Selling clothing online is no easy task. It's hard to compete with the physical experience of a fitting room, but e-tailers are finding ways to make it work, like the new trend of blending editorial content with commerce to create retail sites that rival fashion magazines. Mr Porter, which sells attire and accoutrements for discerning gentlemen, does this very well. As Lauren Indvik on Mashable put it, Mr Porter's home page "feels more like opening a magazine spread than entering an online shopping destination."
I surrendered to the medium and browsed the current "issue" (the site publishes new articles weekly), eventually landing on a page for a denim jacket by Nudie Jeans via a "Mr Porter Sessions" music video featuring
some indie rock band from Tennessee The Apache Relay. The band members, of course, sport outfits from Mr Porter that are detailed in an article below the video. (Don't be misled, this screenshot is not of the product page in question. Think of it as a gateway to the product page and to my critique.)
The site goes so far as to the descriptive copy for their products "Editors' Notes." The first two sentences of those notes cover key style features: heavily washed denim, slim fitting, all season, all American. Introduction successful.
I think it's a mistake to feature the brand name more prominently than the product name--"Nudie Jeans" is a somewhat misguided header--but I suppose that's a result of fashion magazine ethos.

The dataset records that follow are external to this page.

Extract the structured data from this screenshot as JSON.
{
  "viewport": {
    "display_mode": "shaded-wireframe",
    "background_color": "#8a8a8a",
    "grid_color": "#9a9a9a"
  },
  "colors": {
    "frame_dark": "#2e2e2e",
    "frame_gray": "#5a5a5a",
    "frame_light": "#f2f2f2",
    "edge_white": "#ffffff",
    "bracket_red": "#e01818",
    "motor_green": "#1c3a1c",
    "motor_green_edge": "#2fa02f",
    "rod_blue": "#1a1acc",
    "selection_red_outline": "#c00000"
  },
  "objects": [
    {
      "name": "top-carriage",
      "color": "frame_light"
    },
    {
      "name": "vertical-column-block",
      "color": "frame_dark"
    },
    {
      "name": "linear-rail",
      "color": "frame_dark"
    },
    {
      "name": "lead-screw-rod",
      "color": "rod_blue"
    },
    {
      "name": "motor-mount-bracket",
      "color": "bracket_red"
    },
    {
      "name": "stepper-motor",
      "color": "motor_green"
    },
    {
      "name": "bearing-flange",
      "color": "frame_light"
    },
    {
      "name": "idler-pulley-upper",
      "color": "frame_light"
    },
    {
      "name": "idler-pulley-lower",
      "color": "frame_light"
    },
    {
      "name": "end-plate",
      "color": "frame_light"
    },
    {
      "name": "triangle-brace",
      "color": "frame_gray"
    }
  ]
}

The hardest part of apparel retail to reproduce in the digital medium is fit; that's why so many retailers are experimenting with virtual dressing rooms. Mr Porter obviously favors writing over visual for their bells and whistles, but the company does what it can to give shoppers a decent idea of how an article of clothing might fit, going so far as to suggest what size to choose to best match the look of the model. Here's what the "Size & Fit" tab tells us:
And, although it was harder to find, the site provides measurements of each size of the jacket. That's about as thorough a fit portrayal as one can hope for without throwing a webcam into the mix.
Lest you wonder, there's more content under Editors' Notes and a third tab for additional product details, and it's also all very good. I like to know what kind of hardware my jackets have.
Product images on this page are remarkably unremarkable. That is, they are everything I would expect--the jacket is shown on and off a body, multiple closeups of detailing are included, the images are all zoomable--and nothing I wouldn't.
The denim jacket has a universal style: washed denim set off by yellow stitching, buttons (never zippers), and a couple of pockets. That ubiquity might account for my relative disinterest in most of these product images (is there anything to be gained from looking at the inside front flap?), but I do appreciate their presentation and consistency. For many other jackets or vests on the site, I would gain something by looking at the inside front flap; no reason to leave the denim jacket out of the fun.
Clothing doesn't generally require extra parts, but it does have a critical little tag with fabric type and care instructions. Providing that information is the closest to fulfilling this requirement an apparel product page can get, and Mr Porter does it well. Also neatly slipped in with logistical details: you can have your free return picked up at your office, should you desire.
I love an accordion menu. In fact, I love almost everything about this page's design. The images switch seamlessly within the window. Zoom also happens in the main window (well, within its very own scroll-over zoom window). And ease of navigation is respected--I still have to click on the image to zoom and click on a heading to switch tabs in the menu. It may seem subtle, but few things about page design bother me more than pop-up zoom that happens whenever I happen to mouse across an image (same goes for accordion tabs that open and close in relation to mouse position).
I must say, the content and commerce model seems powerful. Then again, this product page has nothing going for it that it couldn't have all on its own without the surrounding editorial content. I wonder what this new breed of retail site will mean for print magazines.